Film boyunca R.E.M.'in "Dünyanın çıldırdığını gördüğüm bir rüyanın acısını çekiyorum" dediği harika şarkısı çalıyordu kafamın içinde.

‘GÜNDÜZ GÖNÜLDE BİRİKEN GECE DÜŞTE AKSIRIR’

Rüyaları ‘büyük rüyalar, ortak rüyalar ve çocukluk dönemi rüyaları’ olarak üç gruba ayıran Jung rüyaların kaynağının bilinçdışı olduğunu söylüyor. Rüyalarımızda gördüğümüz semboller bilinçdışımızın bir yansımasıymış. (Bilinçdışımın bana nasıl oyunlar oynadığını bilmeyi çok isterdim ama tek bir rüyamı bile hatırlamıyorum!)

Bu evrensel sembolleri öğrenip, rüyalarımızda tanımladığımızda içşel benliğimize dair farkındalığımızın artacağını, ruhumuzun farklı kısımlarını birleştirerek bütünsel bir benliğe ulaşabileceğimizi belirtiyor Jung!

Herkesin rüyalarında ‘edepli’ bir şekilde dolaştığına inanmak isteyen Prof. Matthews’ü ‘bir eldiven gibi’ üzerine giyen Cage, gerçek hayatında gördüğü rüyaları pek hayra yormadığını, çok da önemsemediğini anlatıyor: “Ancak bazen rol aldığım filmde, bir karakteri nasıl yorumlayacağım, bir sahneyi nasıl oynayacağım konusunda strese girdiğimde rüyalarımdan yardım istiyorum. Sahneye takılıp kaldığım için gerilince yatağıma gidip o sahneyi düşlüyorum. Sonra rüyamda gördüklerimden performansıma aktarabileceğim kadar duyguyu alıp kullanıyorum.”

“Gündüz gönülde biriken gece rüyada aksırır” diyen Çinli bilge kimse Nicolas Cage’in bu yöntemini duysa kıs kıs gülerdi herhalde. Ama benim durumum ümitsiz maalesef gündüz gönlümde ne biriktirirsem biriktireyim gece ne aksırık ne tıksırık kütük gibi uyuyorum; rüya görüp hatırlamak bir rüya benim için!

KABUSLARI HATIRLAMAK ÇOK DAHA KOLAY

“Hayat bir rüya değildir ama rüyaya dönüşebilir” diyen Novalis’e sormak istiyorum “İyi de ben bu rüyaya dönüşen hayatı nasıl hatırlayacağım?”

Araştırmalara göre her gece ortalama 6-7 rüya görüyormuşuz. Uykumuz hızlı göz hareketi REM ve hızlı olmayan göz hareketi non-REM döngülerinden oluşuyormuş ve de rüyalar REM uykusundayken görülüyormuş.

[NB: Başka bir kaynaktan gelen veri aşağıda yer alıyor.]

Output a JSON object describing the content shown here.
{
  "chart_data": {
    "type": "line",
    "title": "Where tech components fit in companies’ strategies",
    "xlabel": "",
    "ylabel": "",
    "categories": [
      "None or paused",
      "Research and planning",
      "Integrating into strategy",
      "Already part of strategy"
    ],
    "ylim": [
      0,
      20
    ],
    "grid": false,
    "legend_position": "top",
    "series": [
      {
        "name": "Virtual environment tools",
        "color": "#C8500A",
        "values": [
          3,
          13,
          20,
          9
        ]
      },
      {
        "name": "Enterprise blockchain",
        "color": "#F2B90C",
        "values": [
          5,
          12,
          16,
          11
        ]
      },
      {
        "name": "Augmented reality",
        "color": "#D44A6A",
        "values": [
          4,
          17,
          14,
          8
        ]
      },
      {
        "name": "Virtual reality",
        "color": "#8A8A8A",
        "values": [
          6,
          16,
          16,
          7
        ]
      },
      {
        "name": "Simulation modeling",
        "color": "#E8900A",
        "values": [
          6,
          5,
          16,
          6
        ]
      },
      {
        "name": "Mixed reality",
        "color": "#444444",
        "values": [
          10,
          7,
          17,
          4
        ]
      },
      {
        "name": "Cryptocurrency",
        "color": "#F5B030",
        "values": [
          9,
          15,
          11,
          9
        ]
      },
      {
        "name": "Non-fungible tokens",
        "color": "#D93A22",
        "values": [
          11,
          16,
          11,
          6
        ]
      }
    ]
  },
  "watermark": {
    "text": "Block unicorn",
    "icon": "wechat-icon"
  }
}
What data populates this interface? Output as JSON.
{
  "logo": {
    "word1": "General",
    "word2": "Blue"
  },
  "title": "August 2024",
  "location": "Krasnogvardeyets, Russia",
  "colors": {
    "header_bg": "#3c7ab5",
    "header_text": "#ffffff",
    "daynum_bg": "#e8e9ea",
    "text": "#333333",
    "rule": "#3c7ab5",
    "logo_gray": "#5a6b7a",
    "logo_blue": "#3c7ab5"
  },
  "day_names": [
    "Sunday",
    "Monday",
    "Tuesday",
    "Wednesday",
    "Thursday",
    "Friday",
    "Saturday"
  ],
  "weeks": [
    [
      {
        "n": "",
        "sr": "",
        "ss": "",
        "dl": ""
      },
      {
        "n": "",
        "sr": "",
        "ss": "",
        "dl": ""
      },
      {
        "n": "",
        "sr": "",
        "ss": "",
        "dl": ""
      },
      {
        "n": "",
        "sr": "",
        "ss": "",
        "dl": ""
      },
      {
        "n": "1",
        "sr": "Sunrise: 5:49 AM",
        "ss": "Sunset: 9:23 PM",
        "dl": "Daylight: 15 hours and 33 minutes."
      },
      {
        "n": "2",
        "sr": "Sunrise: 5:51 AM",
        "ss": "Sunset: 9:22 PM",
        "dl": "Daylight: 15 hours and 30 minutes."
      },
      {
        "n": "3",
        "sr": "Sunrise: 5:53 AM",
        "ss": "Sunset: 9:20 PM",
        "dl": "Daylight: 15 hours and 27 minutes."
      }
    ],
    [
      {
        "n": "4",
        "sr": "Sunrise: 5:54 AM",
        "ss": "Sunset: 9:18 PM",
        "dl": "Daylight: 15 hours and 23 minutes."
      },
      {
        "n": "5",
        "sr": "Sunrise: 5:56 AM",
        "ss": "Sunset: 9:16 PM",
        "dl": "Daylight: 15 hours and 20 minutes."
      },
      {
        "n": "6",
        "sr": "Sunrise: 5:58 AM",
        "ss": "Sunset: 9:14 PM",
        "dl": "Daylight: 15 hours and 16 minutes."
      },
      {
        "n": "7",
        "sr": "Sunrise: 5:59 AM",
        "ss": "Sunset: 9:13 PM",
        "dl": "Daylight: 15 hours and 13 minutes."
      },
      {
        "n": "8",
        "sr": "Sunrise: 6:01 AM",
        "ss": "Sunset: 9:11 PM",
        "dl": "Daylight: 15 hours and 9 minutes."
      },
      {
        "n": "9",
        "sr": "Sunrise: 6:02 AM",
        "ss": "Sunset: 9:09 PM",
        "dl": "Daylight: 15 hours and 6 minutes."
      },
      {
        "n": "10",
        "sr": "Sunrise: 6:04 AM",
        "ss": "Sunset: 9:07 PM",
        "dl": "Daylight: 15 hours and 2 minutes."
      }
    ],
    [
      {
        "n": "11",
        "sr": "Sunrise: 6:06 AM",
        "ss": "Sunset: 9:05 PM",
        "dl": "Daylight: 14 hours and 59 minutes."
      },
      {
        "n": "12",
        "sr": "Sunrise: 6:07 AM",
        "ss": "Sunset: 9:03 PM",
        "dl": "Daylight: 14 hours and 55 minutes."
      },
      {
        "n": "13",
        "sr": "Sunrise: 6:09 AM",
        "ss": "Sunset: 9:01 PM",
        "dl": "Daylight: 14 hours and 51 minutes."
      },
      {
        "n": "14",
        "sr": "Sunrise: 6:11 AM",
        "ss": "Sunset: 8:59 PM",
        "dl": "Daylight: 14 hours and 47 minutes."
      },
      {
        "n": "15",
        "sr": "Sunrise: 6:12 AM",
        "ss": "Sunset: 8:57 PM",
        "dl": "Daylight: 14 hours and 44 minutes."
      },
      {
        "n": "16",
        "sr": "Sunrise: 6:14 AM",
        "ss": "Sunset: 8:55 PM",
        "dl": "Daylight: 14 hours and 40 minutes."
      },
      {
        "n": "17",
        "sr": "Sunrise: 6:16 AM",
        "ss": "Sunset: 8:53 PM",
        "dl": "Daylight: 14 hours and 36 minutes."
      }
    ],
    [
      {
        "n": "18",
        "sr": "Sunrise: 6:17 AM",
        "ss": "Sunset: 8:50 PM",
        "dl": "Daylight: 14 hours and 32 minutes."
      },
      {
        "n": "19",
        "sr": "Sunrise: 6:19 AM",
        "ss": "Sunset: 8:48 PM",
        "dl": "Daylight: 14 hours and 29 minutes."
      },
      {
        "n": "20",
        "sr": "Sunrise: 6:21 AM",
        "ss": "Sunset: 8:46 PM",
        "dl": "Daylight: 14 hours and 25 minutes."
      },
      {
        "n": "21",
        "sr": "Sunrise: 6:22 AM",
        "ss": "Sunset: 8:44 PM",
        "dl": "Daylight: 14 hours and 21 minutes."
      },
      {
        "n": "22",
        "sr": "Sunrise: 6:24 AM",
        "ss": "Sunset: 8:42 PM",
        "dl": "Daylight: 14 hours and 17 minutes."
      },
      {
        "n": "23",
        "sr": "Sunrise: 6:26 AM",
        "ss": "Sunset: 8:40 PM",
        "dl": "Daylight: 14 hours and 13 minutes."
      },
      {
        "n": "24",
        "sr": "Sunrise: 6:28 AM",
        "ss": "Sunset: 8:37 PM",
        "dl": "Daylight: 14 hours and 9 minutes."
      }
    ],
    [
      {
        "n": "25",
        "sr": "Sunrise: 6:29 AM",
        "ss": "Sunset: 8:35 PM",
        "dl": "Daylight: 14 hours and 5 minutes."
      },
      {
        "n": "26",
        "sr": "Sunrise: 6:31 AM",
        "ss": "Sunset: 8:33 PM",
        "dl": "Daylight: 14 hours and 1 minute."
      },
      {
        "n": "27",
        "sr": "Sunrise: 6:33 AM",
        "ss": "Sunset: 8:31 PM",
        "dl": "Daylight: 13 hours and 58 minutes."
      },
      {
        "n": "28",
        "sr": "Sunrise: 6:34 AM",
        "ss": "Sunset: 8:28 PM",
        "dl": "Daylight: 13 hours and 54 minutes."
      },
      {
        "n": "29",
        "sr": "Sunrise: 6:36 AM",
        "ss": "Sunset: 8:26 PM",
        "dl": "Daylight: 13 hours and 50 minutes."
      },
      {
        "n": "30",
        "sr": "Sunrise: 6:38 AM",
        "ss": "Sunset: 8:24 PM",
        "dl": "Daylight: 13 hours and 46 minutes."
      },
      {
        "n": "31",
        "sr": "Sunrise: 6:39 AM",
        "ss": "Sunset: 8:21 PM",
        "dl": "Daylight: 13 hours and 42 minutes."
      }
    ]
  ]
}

Duke Üniversitesi’nden Dr. Jade Wu, “Rüya gördüğümüz sırada birkaç saniyeliğine de olsa uyanıp rüyayı düşündüğümüzde o rüyayı hatırlıyoruz” diyor. Özellikle sabahın erken saatlerinde, uyanmadan hemen önce (REM uykusunda) rüya gördüğümüzü ancak çoğu kez rüyaları gerçek hayatta yaşadıklarımız gibi hafızamıza kodlamadığımızı belirtiyor: “Rüyalarda daha az duygusal ayrıntı ve bağlamsal ipucları var. Rüyaları belleğe aktarmamız için gerekli zamanımız da çok az!"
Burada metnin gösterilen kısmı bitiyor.